Earlier this month I caught the end of a Science Friday program on NPR that included some pretty depressing predictions about the future of humankind.
The theme of the program, which featured author Cormac McCarthy, filmmaker Werner Herzog and physicist Lawrence Krauss, was about how art and science converge to inform us about the past, present and future of the universe.
One of the three guests, I think it was McCarthy, said he didn't think Earth would include humans at some point in the not-too-distant future. It might be 500 years or 1,000 years or 2,000 years, but he said he didn't think humans have what it takes to keep the species going beyond a couple more millennia.
I was reminded just how vulnerable our species is over the weekend when my wife and I traveled to the Fargo-Moorhead area to watch our daughter, Abby, perform in a community theater play.
The Red River had crested a week earlier, so flood waters there had begun to recede. But large chunks of the two communities — parks, soccer and baseball fields, golf courses — are still under water.
ADVERTISEMENT
Folks in the Red River Valley have established a pretty good drill over the decades. In years when there's been heavy snowfall, they put in place an impressive emergency management system that involves hundreds of thousands of sandbags, lots of heavy equipment, permanent and temporary dikes and ready manual labor from three colleges.
My daughter — who lives in Moorhead, where she's a student at Minnesota State University, but works at a YMCA in Fargo — said that one day, when she went to work, she took a street near the river that was closed two hours later when she drove home because a temporary earthen dam had been built on it. It had taken less than two hours for workers to build a 4-foot-tall, blocks-long soil dike. In a week or so they'll remove it just as quickly. Pretty impressive.
My brother and his wife lived in Fargo for more than 20 years, and in April of 1997 I spent a couple of days at their house while I was covering the massive flood and related fire in Grand Forks, N.D., that destroyed much of that city's downtown. While staying at my brother's home, which was not far from the Red, I was awakened in the middle of the night by a siren and a firefighter on a loud speaker announcing that a sandbag barrier had given way at a home a few blocks away. Help was needed to repair the breach. By the time we had pulled on some clothes and hip boots about three dozen neighbors had arrived to help out.

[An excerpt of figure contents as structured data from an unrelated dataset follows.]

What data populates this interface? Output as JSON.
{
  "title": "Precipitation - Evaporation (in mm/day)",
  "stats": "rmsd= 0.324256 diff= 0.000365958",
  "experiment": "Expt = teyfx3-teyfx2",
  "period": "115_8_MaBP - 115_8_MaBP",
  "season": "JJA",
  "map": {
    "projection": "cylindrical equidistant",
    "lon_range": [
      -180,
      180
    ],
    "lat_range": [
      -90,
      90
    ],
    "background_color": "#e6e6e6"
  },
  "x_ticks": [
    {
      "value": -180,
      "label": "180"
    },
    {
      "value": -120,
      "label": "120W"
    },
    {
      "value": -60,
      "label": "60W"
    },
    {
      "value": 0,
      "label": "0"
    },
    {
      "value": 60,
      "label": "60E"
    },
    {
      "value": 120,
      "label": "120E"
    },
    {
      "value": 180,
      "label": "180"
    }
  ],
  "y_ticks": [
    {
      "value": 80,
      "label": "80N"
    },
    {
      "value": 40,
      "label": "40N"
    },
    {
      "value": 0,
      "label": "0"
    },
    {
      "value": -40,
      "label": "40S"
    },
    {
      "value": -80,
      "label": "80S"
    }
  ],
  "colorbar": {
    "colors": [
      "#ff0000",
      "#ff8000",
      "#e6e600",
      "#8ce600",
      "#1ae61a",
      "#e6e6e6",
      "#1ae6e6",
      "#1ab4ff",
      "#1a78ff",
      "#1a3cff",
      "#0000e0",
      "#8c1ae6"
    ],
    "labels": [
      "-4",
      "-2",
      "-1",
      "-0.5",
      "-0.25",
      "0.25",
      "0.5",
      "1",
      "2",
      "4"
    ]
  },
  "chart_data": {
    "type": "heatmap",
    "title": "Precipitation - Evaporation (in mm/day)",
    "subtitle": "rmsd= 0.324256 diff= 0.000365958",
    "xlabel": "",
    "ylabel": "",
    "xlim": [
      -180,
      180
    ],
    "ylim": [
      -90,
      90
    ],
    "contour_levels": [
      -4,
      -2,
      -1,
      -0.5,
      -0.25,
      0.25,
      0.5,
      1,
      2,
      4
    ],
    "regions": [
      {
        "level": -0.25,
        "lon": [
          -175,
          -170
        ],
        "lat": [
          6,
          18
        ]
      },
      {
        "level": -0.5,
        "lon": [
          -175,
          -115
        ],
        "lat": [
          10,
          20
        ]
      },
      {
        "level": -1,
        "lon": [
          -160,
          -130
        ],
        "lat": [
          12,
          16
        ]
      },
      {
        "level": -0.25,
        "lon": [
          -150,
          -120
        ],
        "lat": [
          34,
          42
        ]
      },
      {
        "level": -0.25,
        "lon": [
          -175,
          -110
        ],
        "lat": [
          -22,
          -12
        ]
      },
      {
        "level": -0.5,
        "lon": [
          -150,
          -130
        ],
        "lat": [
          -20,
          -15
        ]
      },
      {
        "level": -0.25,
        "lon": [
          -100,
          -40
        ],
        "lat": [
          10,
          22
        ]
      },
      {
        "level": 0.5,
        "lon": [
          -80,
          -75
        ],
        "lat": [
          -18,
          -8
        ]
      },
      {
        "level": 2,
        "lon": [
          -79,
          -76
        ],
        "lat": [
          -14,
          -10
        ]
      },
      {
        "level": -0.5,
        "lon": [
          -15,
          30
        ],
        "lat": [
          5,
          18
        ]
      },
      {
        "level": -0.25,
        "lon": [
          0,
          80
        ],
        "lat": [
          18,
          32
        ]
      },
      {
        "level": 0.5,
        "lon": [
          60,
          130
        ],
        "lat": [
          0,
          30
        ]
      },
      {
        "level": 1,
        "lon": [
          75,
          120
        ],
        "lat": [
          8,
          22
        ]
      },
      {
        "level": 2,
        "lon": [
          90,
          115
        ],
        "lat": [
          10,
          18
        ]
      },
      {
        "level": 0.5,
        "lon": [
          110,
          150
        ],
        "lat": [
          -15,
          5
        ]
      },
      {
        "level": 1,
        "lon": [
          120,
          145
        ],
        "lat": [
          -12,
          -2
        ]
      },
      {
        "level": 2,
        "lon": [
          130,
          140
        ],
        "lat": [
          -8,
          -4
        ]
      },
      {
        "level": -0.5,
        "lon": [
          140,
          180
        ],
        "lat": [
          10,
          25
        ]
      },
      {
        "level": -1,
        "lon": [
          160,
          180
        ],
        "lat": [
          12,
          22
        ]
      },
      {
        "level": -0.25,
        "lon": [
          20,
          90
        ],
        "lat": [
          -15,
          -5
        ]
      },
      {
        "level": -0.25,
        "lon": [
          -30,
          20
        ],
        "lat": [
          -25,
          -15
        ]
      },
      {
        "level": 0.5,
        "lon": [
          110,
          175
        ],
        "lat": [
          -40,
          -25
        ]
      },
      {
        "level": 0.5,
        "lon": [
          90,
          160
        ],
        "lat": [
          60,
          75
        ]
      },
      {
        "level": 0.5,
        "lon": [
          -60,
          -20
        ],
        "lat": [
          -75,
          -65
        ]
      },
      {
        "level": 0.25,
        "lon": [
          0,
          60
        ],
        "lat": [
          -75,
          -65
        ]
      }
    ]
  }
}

It was a sobering, yet heartening, experience. Sobering because I realized how vulnerable these homes and these people were to the forces of nature. But heartening because it was one of the most impressive shows of human compassion — people sacrificing sleep and working themselves to exhaustion to help folks they didn't even know save their homes — I'd ever seen.
As hard as we try, we can't control nature, at least not for very long. We can build dikes and dams and reservoirs in places like Rochester that keep our city safe from flooding. But when it rains for days at a time like it did last summer, our basements still get soaked. And there's little we can do to protect our homes from tornadoes or straight-line winds or lightening strikes that fell trees on them.
Floods and tornadoes and hurricanes and earthquakes and tsunamis are all permanent reminders that we humans are just temporary custodians of the planet on which we reside.
We humans like to think we're special when it comes to our custodial care of the earth. We know it's not good to pollute it and scar it and cover it with garbage. But we do it because, well, we're a little arrogant, selfish and greedy sometimes.
As we approach Earth Day on Friday, I'm reminded of a quote attributed to American Indian Chief Seattle: "The earth does not belong to man. Man belongs to the earth."